La SNCF veut louer ses locomotives
La SNCF a tranché. Après s’être donnée plusieurs mois de réflexion, l’entreprise devrait acter lors du conseil d’administration du 19 novembre la création d’une société de location de matériel ferroviaire, généralement désignée par l’acronyme anglais Rosco (rolling stock leasing company). D’après nos informations, cette filiale du groupe SNCF devrait racheter une partie du parc de Fret SNCF, aujourd’hui sous-utilisé, dans le but de mieux le valoriser. Le surplus de locomotives pourrait ainsi être mis à disposition des filiales de la SNCF qui opèrent à l’étranger, dans la mesure des compatibilités techniques, voire à d’autres entreprises ferroviaires, très intéressées par ce service dans un contexte de pénurie de l’offre. L’opération offrirait une plus grande souplesse d’exploitation au groupe ainsi que de nouvelles ressources financières. Un apport non négligeable à l’heure où les trafics s’effondrent.
Siemens livrera dix locomotives fret de plus en Lituanie
Siemens annonce que les LG (chemins de fer lituaniens) ont commandé 10 locomotives fret diesel Eurorunner ER20 CF supplémentaires, pour un montant de 35 millions d’euros. Ces CoCo à voie large doivent être livrées par l’usine Siemens de Munich entre mai et septembre 2010, en vue d’une mise en service en tête de trains lourds (6 000 t en UM) sur les corridors reliant la Russie aux ports de Klaipeda (Lituanie) et de Kaliningrad (enclave russe). En 2005, un marché de 123 millions d’euros portant sur 34 de ces engins de 138 t avait déjà été signé par les LG et Siemens. 20 ER20 CF ont déjà été livrées, un an après la présentation de la première.

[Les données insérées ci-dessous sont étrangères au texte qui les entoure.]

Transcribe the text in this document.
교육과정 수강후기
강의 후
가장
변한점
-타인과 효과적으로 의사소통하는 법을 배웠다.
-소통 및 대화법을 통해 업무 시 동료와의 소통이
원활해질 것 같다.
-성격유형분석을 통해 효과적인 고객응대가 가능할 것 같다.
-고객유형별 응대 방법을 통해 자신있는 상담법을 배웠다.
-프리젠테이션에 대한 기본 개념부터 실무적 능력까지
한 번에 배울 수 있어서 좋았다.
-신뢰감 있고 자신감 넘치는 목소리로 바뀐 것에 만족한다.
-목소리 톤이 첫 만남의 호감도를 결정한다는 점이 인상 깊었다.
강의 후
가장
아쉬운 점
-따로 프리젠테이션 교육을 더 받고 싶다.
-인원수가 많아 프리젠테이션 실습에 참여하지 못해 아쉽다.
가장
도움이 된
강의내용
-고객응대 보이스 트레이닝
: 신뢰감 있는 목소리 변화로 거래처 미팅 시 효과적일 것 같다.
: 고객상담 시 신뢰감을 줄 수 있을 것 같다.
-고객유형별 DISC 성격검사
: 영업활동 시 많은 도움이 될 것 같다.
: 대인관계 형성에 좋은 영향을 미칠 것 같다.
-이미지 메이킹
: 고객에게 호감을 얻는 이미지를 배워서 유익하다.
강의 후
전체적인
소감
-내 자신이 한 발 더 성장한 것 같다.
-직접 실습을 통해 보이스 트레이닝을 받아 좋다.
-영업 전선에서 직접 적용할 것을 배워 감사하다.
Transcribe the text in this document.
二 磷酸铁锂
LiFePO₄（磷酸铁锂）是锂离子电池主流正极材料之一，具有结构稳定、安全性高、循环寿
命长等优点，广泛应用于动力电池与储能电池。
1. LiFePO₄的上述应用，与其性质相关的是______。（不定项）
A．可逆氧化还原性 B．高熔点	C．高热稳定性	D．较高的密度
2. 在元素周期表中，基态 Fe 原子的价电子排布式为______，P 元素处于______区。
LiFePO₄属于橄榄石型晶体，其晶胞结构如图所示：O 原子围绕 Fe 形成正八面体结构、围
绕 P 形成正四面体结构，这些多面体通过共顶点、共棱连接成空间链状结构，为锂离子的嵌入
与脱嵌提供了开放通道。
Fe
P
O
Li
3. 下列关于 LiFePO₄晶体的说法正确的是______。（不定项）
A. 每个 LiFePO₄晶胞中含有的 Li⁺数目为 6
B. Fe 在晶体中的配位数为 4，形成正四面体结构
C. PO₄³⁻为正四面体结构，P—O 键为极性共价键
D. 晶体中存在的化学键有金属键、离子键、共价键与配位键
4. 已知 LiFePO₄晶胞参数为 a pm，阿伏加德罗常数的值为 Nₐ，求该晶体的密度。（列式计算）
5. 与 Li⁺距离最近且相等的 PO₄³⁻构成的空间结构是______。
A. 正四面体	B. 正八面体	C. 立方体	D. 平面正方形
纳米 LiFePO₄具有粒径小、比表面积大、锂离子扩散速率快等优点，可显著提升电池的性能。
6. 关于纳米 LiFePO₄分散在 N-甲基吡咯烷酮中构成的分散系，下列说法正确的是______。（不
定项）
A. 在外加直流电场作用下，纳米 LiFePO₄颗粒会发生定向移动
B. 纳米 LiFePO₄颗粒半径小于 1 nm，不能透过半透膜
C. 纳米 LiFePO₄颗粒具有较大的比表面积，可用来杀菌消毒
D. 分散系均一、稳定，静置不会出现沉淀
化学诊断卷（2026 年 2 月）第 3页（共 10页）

RRF commande trois locomotives à Alstom
L’opérateur ferroviaire Rotterdam Rail Feeding (RRF) vient de commander à Alstom trois locomotives rénovées de type BR 203, destinées à ses activités de fret sur le port de Rotterdam. Le contrat, signé le 25 septembre à Berlin à l’occasion du salon Innotrans, porte sur un montant de 5,5 millions d’euros. Les opérations de modifications consistent à réduire le bruit, la pollution et les rejets de CO2, grâce à l’installation d’un nouveau moteur peu polluant et d’un filtre à particules. RRF, qui exploite déjà 5 locomotives Alstom BR 203, appartient depuis cette année au shortliner américain Genesee & Wyoming Inc. (GWI), présent dans 16 ports aux Etats-Unis.